Relapse of Civilization in the Middle Ages—Stagnation
of Books—Character of reviving Literature—Religious
Writings—Fantastic Legends—Influence of the Crusades—Romances—Sir
Bevis of Hamptoun—Prominence of the Lower Animals—Allegories.
Those ancient philosophers who believed in a mundane year and a periodical repetition of the world’s history, would have found a remarkable corroboration of their theory in the retrogression of learning during the middle ages, and its subsequent gradual revival. This re-birth contained all the leading characteristics of the original development of thought, although, amid the darkness, the torch handed down from the past afforded occasionally some flickering light. The great cause of the disappearance of literature and civilization was, of course, the sword of the Goths, which made the rich countries of Southern Europe, a wilderness and desolation. A lesser cause was the intolerance of the ecclesiastics, who, in their detestation of Pagan superstition and immorality endeavoured to destroy all classical writings which touched upon mythological subjects, or contained unseemly allusions. But, although we regret its action in this respect, and the intellectual stagnation thus generally produced, we must admit that we are indebted to the Church for the preservation of many valuable works. There were many men of learning in the monasteries, and some of sufficient enlightenment to be able to venerate the relics of Greek and Latin literature. We find that in the East the works of Aristophanes were so much admired by St. Chrysostom that he slept with them under his pillow. Perhaps the Saint enjoyed the reflections of the comedian upon the superstitions of his day, or he may have had a secret liking for the drama, and in one place he observes how much the world resembles a stage. There seems to have been a conflict in his breast, as no doubt there was in many at the time, between love of the classics and religious scruples; he tells us that he dreamed one night that he was being whipped by the devil for reading Cicero.

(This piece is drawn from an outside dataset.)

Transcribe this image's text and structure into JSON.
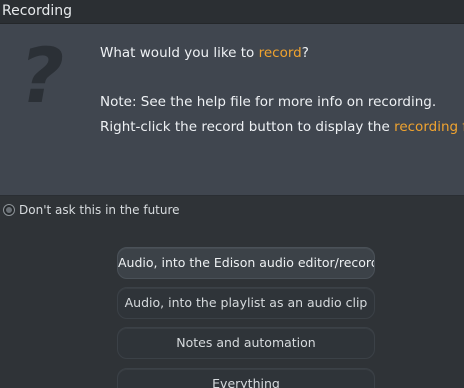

We may observe that the Eastern world was not at this time in such a benighted state. Theodosius the younger founded in A.D. 425, an academy and library at Constantinople, which, when it was destroyed by the Turks contained 120,000 volumes. Nothing brings before us more forcibly the state of ignorance in which the Western world was now sunk than the scarcity of books. The price of them in the middle ages was so great that a man who presented one to a monastery, thought he merited eternal salvation. Documents were drawn up and duly signed when a book passed from one person to another—and in the eighth century a library of 150 volumes was regarded as something magnificent.